Today, Ali is an outspoken advocate for his faith in Christ and the Gospel.

Muslims in a mosque in Saudi Arabia.

“He returned to Eastern Turkey and he is a pastor there, which is very dramatic in this country which has no category for a person who was born Muslim and is now a Christian.”

Click here to watch Ali’s full story of spiritual transformation on YouTube!

Blincoe points out that another interesting aspect of the Hajj is that it happens the same time as Eid al-Adha when Muslims remember “the day when God provided a sacrifice instead of [Abraham’s] son. That story is taken directly from the Bible and changed in important ways by Islam. But it can be used by Christians because of the great person of Christ who Himself was the Lamb of God who takes away the sins of the world.”

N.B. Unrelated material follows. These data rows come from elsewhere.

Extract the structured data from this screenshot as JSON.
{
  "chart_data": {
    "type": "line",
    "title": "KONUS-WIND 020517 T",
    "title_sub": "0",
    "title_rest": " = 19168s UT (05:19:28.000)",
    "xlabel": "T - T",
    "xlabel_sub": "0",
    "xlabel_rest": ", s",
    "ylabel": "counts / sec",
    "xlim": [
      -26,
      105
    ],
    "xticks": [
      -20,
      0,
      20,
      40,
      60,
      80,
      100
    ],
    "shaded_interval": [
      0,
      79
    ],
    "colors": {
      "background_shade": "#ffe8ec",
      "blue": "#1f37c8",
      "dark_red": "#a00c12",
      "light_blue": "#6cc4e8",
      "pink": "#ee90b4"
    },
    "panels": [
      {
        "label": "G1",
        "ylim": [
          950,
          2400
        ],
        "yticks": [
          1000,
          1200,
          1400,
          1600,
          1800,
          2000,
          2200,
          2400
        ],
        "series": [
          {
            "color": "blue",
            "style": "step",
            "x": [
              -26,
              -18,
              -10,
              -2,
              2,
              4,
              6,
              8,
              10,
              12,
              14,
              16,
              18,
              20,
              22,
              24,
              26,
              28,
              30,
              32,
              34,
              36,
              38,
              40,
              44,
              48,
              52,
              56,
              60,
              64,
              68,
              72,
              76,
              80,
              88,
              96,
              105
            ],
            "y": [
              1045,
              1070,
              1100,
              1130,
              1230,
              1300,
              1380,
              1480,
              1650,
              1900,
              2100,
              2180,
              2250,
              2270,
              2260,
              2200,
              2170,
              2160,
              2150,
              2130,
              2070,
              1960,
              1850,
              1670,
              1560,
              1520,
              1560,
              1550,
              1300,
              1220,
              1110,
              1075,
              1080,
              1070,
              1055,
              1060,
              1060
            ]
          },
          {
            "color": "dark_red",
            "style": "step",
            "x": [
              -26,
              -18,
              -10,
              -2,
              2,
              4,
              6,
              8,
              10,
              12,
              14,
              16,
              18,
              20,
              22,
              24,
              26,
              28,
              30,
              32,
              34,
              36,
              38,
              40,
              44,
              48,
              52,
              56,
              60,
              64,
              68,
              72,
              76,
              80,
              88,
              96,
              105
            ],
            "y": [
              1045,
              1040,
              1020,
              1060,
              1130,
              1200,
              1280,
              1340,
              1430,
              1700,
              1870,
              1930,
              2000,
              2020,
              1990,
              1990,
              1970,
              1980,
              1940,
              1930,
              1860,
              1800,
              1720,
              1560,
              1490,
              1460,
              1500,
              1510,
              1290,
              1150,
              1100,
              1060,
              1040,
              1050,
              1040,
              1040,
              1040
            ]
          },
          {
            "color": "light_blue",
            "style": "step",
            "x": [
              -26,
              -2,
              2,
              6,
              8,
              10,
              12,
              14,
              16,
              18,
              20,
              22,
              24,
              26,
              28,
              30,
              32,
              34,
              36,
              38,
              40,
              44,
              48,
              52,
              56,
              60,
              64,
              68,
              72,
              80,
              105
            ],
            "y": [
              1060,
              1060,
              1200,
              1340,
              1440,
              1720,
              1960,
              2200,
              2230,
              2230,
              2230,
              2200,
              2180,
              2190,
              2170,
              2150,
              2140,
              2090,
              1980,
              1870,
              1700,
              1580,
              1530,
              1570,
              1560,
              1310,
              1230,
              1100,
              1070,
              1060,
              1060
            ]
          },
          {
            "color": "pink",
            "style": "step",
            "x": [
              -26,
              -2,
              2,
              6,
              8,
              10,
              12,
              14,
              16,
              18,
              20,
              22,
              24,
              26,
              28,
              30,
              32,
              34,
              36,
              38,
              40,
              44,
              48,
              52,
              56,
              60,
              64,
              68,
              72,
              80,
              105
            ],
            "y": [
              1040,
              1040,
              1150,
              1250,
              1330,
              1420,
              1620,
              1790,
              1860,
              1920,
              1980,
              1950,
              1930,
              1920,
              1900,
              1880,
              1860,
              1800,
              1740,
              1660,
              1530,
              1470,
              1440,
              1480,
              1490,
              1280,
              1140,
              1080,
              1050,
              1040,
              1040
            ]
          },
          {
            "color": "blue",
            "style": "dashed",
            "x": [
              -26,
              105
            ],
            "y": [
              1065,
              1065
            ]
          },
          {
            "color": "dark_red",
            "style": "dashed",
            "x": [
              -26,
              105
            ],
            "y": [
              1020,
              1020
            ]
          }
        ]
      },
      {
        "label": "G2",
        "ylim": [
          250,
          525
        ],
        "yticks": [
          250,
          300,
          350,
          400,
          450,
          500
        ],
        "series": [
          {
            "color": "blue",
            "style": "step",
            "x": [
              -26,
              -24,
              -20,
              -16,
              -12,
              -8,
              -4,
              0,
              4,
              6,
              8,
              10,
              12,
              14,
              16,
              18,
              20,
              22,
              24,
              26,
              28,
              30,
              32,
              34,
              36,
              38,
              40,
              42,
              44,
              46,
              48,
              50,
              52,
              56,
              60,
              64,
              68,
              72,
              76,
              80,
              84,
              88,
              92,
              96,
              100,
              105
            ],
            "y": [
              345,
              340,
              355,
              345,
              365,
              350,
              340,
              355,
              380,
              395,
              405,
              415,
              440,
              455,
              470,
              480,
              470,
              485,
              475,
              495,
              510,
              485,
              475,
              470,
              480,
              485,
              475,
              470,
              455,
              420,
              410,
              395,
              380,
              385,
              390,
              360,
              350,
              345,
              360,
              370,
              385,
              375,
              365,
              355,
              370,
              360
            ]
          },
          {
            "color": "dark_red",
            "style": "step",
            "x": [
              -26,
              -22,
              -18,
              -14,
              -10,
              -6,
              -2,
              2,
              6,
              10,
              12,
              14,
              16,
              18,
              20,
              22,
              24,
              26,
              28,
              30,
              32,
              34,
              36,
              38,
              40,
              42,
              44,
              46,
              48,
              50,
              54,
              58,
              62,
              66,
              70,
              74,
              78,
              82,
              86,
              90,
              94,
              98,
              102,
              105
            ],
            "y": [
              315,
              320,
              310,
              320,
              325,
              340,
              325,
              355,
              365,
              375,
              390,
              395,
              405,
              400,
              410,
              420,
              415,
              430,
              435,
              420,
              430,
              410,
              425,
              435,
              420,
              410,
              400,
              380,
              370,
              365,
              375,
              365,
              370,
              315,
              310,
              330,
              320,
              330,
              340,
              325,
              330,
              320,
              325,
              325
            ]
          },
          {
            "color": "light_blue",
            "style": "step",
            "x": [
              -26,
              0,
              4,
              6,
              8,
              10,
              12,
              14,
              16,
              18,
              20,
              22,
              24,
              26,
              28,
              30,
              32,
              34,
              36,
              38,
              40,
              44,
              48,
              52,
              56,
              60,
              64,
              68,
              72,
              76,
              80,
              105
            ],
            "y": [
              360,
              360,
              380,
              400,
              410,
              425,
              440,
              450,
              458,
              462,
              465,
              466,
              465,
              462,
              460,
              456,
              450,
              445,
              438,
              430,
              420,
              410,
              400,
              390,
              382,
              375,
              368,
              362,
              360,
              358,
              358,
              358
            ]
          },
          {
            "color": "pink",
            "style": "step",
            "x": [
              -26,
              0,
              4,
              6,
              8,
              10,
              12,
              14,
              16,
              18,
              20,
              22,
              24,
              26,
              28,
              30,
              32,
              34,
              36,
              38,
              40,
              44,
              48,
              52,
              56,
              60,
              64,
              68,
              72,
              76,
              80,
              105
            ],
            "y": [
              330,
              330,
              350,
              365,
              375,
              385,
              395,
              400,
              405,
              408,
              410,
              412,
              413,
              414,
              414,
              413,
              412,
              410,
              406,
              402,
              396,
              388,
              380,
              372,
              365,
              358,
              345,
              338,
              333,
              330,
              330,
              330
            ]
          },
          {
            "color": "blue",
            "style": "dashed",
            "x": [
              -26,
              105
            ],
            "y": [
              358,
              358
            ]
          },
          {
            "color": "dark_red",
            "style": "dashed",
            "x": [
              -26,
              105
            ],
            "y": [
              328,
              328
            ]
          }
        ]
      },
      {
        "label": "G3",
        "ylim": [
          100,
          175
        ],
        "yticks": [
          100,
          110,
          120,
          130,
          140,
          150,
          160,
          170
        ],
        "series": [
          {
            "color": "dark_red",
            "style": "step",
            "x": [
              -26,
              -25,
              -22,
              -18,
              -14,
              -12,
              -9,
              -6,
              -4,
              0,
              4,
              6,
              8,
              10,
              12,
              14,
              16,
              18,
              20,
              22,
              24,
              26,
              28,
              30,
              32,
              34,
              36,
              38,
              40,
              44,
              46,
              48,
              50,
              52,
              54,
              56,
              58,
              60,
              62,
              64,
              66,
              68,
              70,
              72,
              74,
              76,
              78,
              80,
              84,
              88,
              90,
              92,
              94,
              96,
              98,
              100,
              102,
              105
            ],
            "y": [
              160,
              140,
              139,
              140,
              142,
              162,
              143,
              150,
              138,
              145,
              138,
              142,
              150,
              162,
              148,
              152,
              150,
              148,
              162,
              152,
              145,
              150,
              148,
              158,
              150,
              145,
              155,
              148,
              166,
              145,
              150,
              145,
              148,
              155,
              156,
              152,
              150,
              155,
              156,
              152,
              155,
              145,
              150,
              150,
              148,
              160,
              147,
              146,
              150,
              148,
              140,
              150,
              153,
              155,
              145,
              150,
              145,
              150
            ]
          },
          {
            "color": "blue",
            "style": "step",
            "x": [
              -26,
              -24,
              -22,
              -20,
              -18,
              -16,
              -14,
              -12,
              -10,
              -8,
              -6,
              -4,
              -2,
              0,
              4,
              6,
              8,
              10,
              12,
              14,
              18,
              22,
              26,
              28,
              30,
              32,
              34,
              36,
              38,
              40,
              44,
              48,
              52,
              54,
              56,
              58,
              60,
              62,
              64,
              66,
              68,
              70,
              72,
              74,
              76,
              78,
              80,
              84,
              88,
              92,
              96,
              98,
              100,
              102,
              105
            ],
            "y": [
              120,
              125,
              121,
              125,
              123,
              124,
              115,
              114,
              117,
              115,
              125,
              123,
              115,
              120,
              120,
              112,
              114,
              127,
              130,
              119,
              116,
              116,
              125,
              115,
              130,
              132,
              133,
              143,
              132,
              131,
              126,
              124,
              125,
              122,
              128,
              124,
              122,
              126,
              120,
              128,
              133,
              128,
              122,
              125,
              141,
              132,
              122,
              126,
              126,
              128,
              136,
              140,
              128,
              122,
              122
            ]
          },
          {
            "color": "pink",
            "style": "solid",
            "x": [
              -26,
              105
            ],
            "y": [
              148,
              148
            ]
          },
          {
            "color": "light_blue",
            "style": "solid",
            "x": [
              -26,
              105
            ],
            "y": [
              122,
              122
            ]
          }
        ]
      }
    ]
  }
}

Blincoe personally lived for seven years in the Middle East and says that Eid al-Adha was a great conversation starter with his Muslim neighbors.

“This time every year the [Muslim] family would sacrifice a lamb and they would reenact the story of Abraham and his near sacrifice of his son. That happens at the same time as the Hajj. And every year, the child would somehow come to our house and knock on the door and give us choice pieces of the lamb. And you know, that’s an opportunity for a Christian to say, ‘Thank you! This reminds me of Jesus Christ, the Lamb of God who takes away the sins of the world.’ And that child would go back to the family then and dad would be interested to know what the Christians said in response to getting this lamb.”

So why should the Muslim Hajj matter to Christians? It’s an opportunity to open up faith conversations — like the ones Blincoe would have with his Muslim neighbors during Eid al-Adha —  and an opportunity to pray.

Blincoe encourages, “Let’s pray for Muslims who are longing to go on the Hajj and think that is the way the Lord has left for them to follow him, and let’s pray that they might find the way out like Pastor Ali has found.”